Second … And here's the real reason why Friday meetings are banned … Your lazy butt had ALL week to get this stuff done, and now all of a sudden you realize “Oh no … it’s Friday and I haven’t done anything all week … I need to have a meeting!”

Oh no … I ain’t gettin’ you off the hook any more there, slacker!

“But it’s important!”

Too bad!

If it was that important, you should’ve gotten your stuff together earlier in the week.

Friday meeting. You ever notice too how they never give you a heads up either? They just come in on Friday … “Hey we need to have a meeting … right now. Meeting … Come on. Conference room.”

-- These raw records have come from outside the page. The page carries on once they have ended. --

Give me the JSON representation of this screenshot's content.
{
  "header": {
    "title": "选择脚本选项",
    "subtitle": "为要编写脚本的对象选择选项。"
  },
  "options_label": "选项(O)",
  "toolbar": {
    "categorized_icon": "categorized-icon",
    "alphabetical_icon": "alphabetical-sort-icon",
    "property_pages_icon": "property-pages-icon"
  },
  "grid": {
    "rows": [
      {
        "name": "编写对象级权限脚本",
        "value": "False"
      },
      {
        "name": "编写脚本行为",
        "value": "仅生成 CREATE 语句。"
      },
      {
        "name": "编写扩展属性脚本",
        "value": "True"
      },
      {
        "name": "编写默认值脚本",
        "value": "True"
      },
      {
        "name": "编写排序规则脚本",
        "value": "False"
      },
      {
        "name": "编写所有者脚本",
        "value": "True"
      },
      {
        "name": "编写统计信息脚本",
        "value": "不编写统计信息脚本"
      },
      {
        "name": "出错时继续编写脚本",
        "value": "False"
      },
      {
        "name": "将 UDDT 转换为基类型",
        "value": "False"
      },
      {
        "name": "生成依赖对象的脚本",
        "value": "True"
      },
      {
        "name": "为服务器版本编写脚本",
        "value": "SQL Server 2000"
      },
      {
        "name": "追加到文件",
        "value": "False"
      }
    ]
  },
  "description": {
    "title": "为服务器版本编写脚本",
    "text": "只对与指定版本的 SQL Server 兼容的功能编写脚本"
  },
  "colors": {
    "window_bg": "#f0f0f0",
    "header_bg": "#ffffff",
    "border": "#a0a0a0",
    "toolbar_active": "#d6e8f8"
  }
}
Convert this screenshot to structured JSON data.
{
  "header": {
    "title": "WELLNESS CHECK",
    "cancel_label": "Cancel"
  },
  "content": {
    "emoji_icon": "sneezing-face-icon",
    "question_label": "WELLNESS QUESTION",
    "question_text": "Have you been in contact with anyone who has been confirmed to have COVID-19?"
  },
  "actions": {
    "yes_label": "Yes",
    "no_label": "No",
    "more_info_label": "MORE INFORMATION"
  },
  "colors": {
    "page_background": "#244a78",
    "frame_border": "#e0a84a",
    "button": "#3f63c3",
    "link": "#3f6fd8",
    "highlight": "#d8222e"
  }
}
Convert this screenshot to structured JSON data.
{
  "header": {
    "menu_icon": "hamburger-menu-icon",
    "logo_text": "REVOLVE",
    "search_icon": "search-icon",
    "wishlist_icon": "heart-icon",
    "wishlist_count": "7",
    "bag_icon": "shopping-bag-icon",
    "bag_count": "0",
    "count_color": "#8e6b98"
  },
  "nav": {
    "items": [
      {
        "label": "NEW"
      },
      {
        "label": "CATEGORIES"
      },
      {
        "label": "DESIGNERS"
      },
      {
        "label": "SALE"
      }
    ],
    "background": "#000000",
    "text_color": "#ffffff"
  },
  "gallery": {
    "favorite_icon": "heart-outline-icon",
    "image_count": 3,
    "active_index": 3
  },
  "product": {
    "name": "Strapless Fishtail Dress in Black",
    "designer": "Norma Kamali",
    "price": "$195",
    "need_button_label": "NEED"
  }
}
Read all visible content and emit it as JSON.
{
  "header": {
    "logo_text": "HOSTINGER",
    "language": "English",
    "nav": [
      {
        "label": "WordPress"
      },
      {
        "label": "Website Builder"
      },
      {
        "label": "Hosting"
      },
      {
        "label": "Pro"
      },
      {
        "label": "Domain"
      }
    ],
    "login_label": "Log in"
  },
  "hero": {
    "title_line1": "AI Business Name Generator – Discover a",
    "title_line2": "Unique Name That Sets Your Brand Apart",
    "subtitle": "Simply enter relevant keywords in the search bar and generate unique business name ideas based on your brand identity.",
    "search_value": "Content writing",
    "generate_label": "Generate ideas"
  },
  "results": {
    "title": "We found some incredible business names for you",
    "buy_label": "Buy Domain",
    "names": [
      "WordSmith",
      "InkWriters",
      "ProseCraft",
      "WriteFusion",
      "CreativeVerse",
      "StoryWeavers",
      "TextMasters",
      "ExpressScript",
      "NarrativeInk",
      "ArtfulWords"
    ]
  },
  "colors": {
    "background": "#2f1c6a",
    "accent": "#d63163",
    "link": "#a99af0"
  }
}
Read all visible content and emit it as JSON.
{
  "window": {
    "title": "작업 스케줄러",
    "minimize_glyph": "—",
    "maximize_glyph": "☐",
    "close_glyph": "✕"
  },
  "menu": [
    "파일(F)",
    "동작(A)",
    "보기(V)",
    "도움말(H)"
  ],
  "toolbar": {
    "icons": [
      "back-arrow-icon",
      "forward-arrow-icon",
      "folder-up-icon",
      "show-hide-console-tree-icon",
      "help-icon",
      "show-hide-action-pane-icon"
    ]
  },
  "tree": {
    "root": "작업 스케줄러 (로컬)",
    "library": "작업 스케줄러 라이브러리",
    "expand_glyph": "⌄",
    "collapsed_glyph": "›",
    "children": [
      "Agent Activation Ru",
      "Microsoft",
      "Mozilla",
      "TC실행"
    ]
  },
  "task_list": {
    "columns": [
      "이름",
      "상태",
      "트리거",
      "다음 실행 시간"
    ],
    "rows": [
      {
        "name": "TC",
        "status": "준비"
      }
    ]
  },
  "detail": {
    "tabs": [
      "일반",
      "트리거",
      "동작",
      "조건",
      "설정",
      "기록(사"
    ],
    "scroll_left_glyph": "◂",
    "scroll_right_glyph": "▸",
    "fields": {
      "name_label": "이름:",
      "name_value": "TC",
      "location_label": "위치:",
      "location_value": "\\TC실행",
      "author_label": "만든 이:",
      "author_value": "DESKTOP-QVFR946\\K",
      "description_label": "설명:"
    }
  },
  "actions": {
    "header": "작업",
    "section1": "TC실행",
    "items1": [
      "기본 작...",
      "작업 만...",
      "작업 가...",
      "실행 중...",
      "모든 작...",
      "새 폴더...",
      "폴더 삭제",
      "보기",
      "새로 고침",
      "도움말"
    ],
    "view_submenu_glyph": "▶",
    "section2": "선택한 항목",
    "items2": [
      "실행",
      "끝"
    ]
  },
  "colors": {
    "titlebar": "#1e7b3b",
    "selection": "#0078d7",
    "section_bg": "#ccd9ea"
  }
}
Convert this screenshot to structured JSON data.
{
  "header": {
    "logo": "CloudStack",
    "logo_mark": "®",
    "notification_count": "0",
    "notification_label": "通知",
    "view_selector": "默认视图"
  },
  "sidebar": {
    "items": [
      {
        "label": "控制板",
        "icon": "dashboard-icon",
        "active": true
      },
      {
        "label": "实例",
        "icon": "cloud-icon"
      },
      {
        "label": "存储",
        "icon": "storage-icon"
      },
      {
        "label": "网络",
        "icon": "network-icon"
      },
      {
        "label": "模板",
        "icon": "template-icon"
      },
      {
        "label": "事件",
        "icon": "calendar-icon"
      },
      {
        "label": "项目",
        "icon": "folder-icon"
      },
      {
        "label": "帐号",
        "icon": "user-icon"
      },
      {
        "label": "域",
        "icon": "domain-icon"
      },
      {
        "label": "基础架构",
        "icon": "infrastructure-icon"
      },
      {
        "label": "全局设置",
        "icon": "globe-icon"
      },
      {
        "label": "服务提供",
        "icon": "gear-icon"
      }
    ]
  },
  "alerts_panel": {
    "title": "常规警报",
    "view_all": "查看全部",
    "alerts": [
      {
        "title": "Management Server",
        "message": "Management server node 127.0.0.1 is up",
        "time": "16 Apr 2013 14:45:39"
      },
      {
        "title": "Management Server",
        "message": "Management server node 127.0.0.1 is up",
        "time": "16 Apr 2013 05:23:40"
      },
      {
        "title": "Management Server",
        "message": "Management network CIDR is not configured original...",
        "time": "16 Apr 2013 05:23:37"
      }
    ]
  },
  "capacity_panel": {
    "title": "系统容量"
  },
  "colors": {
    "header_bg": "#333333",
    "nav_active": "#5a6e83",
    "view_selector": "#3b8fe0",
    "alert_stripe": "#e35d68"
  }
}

Oh awesome! As if I’m just sitting here … doing nothing … thinking to myself “Boy I hope we have a meeting right now so I can have something to do, cuz I was just sitting here doing nothing.”

No more. And I’m drawing a hard line. No slap on the wrist. Cuz then you’ll never learn. So it’s very simple … You call a Friday meeting ... Life in prison. Next!

OK … moving on Diary … Like it or not … the holiday season is here. I for one … like it. That said, let me go ahead and just give everybody out there on Facebook a warning … Nobody wants to see pictures of where your Elf on a Shelf ended up last night.

“Oh look at that naughty Elf … he ate all the marshmallows!”

Don’t care!!!

Hey … if that creepy little Elf makes your kids behave at Christmas time. That’s great. That what Cherry Sparkles … yes that’s our Elf … Cherry Sparkles (I know ... I didn't pick the name) ... but that’s what she does. So I like her for that, but I don’t need to be punishing the rest of the world with a running newsfeed of all the silly Pinterest-inspired mischief that my Elf was up to last night.

Keep you Elf to yourself! Oooh … that’s catchy! Zack Jackson, you stayed up late comin’ up with THAT piece of comedic gold!

No but seriously … we don’t wanna see your dumb Elf. Stop it.